Wrapping an arm around me, he started kissing me on the mouth, digging a hand in a pocket of my red shorts.
“Whatcha got in your pocket?” he asked. “Bet you’ve got treasure in it.”
I shook my head, scared as he wormed his finger deeper into the pocket. Finding a tear and making it bigger. Fingering my panties. Then he withdrew his hand and slid it into the waistband of my shorts. I was embarrassed and too frightened to move. I felt elastic stretch as he touched my hip.
“I’ll find your treasure,” he said. “I’ll find it.”
He was pulling me into his car when Jim rode up on his bicycle, slamming on the brakes.
“WHAT ARE YOU DOING? WHAT ARE YOU DOING?” his shrill voice screamed.
Turning around, he pedaled furiously back to the house to alert Mom.
The patrolman slammed his door, squealing away, leaving black streaks of rubber on the pavement.
Within the hour I was in our living room, sitting in the lap of a Dade County police officer in a light blue uniform with a shiny silver badge.
I told him the details of what had happened. I remember feeling ashamed of myself.
“It’s just a good thing they caught him before he ruined other little girls,” my mother tried to reassure me.
All I heard was the word ruined. She was saying that I was ruined like some of my drawings when I was impatient and annoyed.
I don’t know the name of the private patrolman who molested me.
But I heard he was a convicted pedophile recently released from prison.
Apparently, the neighborhood association didn’t bother looking into his background before hiring him as a substitute.
I’m all but certain that if Jim hadn’t interrupted, the patrolman would have driven off with me.
Chances are, I wouldn’t have lived to tell the tale.
No way he intended to go back to prison, and someone would have found my body floating in a canal.

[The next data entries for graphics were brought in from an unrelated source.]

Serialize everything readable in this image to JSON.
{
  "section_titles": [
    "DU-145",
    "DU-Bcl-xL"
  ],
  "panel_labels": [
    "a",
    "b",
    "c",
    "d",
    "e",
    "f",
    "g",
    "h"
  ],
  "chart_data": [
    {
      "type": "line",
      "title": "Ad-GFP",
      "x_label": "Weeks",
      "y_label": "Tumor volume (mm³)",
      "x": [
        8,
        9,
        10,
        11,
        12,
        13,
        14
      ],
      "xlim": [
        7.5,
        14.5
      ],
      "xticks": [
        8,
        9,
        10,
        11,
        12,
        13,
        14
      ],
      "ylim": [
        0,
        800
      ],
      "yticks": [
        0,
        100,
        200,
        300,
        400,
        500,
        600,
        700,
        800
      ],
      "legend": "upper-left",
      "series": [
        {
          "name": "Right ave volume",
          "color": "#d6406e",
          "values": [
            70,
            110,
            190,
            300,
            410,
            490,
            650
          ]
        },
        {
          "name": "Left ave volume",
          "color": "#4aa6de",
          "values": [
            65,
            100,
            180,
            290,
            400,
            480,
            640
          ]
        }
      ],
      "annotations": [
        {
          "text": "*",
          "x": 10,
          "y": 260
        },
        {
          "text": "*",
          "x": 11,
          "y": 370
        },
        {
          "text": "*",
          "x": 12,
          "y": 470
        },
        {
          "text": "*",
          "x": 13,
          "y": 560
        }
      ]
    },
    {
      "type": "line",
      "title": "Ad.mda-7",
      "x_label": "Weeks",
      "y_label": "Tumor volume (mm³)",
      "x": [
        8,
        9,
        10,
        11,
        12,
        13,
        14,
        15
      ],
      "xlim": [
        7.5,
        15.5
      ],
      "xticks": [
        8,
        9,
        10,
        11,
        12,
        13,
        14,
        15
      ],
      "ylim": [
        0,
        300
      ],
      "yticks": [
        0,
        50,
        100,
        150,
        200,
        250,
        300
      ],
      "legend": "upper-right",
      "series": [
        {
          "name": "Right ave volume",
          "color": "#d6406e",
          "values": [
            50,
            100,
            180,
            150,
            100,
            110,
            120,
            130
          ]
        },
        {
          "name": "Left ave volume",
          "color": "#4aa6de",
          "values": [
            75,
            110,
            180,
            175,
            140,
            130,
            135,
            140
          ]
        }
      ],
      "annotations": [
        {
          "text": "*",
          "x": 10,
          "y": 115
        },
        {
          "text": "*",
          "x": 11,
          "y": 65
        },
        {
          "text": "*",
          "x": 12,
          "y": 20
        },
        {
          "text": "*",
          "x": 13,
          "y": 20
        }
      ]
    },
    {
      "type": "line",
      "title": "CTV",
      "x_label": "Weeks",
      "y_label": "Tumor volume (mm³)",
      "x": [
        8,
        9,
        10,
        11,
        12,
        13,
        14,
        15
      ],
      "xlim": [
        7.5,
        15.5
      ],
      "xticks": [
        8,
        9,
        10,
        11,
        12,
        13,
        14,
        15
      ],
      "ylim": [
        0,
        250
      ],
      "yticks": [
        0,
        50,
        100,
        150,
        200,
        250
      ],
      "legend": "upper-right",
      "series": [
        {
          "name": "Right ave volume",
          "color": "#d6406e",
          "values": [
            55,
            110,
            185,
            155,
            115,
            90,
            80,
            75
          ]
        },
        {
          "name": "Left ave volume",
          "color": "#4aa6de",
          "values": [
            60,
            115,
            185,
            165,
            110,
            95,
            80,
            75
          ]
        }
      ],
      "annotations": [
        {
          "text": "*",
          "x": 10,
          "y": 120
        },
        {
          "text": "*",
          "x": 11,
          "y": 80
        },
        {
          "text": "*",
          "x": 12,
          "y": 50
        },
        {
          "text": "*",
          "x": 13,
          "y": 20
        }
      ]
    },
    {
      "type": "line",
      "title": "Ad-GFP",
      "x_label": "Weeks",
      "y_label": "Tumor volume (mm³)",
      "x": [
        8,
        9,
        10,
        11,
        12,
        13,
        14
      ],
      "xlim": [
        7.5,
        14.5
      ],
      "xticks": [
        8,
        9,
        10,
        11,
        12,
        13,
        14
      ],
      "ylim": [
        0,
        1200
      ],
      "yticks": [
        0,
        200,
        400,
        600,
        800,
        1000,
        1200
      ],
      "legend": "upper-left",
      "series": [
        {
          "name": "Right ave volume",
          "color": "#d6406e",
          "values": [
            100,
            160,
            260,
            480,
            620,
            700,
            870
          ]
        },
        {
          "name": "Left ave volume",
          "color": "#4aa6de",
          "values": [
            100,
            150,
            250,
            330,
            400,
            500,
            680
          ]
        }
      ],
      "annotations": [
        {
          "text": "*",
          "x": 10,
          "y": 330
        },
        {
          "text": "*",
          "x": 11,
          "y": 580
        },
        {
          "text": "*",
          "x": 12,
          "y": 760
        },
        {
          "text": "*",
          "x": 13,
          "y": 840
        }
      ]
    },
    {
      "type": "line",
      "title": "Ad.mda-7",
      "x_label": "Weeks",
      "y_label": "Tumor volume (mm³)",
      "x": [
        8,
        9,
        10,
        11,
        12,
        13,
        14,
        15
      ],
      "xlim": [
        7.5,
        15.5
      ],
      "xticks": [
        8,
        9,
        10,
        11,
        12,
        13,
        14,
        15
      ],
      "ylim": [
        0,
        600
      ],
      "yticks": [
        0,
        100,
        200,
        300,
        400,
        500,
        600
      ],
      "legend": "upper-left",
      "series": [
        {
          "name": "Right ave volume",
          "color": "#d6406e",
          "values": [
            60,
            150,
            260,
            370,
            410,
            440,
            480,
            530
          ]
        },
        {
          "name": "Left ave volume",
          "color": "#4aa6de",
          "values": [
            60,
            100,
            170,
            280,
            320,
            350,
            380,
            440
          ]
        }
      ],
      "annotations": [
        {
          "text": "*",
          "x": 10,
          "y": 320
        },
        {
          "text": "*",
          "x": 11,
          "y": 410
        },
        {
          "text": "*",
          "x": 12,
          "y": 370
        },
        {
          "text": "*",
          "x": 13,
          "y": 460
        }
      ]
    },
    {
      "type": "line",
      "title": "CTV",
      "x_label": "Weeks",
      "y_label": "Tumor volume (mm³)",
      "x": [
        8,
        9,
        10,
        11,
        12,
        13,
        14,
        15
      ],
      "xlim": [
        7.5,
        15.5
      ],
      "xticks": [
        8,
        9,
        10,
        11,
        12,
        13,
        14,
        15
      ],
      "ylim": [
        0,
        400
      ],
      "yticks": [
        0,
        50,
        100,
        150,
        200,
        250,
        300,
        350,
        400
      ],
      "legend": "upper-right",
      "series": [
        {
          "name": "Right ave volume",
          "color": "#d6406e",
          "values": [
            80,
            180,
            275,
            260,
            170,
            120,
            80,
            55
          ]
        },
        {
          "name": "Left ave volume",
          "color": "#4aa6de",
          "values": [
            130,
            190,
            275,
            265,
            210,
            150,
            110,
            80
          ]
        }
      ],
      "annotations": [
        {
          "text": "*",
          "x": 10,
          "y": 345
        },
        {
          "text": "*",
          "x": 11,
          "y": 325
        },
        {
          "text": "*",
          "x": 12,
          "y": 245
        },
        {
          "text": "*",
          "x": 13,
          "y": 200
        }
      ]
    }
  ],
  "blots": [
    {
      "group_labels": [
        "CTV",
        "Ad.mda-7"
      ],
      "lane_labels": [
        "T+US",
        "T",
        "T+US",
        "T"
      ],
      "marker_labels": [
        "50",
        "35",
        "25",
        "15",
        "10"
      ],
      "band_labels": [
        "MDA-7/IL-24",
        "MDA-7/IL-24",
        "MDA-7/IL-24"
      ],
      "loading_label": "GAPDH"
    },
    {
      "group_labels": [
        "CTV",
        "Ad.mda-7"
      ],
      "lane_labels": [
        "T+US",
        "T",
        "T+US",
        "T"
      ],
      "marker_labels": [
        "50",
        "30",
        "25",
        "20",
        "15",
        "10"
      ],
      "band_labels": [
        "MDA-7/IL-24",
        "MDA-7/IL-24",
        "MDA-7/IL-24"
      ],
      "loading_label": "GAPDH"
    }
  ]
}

At the age of five I found myself involved in my first criminal investigation.
Unfortunately, the victim was me, and soon enough I was sitting inside a formal room with dark paneling and a conference table, no windows, a wooden ceiling fan turning.
I don’t remember men present, only women dressed as if for church.
They were quiet and gentle, solemnly passing around my red shorts, asking questions I didn’t like answering.
I was mortified. What had happened was my fault.
I should have resisted somehow. I didn’t run, or fight.
I’ve thought a lot about why a child molester picked me.
I’ve analyzed my response. I remember feeling special that he liked me.
Then I was afraid to anger him. I wanted to please him so he wouldn’t do something terrible to me or my mother.
I don’t know the details of my meeting in the rarefied gloom of that conference room during the early months of 1962 after Dad had moved out.
But I assume it was a hearing, perhaps a grand jury proceeding.
After it was over, I wanted to hide and never come out.
But my bigger worry was Mom. She felt guilty and like a failure.
I sensed it in her silence as we drove away, stopping at a big toy store where I didn’t want to go.
She told me I could have anything I wanted.
Absolutely anything at all. She said I was brave, but I wasn’t and didn’t deserve a reward.
I picked out a Magic Designer set, an early version of a Spirograph.
I never touched it once we got home. I wouldn’t look at it.
Over the decades I attempted unsuccessfully to find out the identity of the patrolman and what became of him.
I couldn’t locate any records about the case.
I’ve imagined confronting him in prison, informing him of the damage he caused, most of all to my mother.
While I was growing up, she wouldn’t buy me red shorts. Even if I wanted them.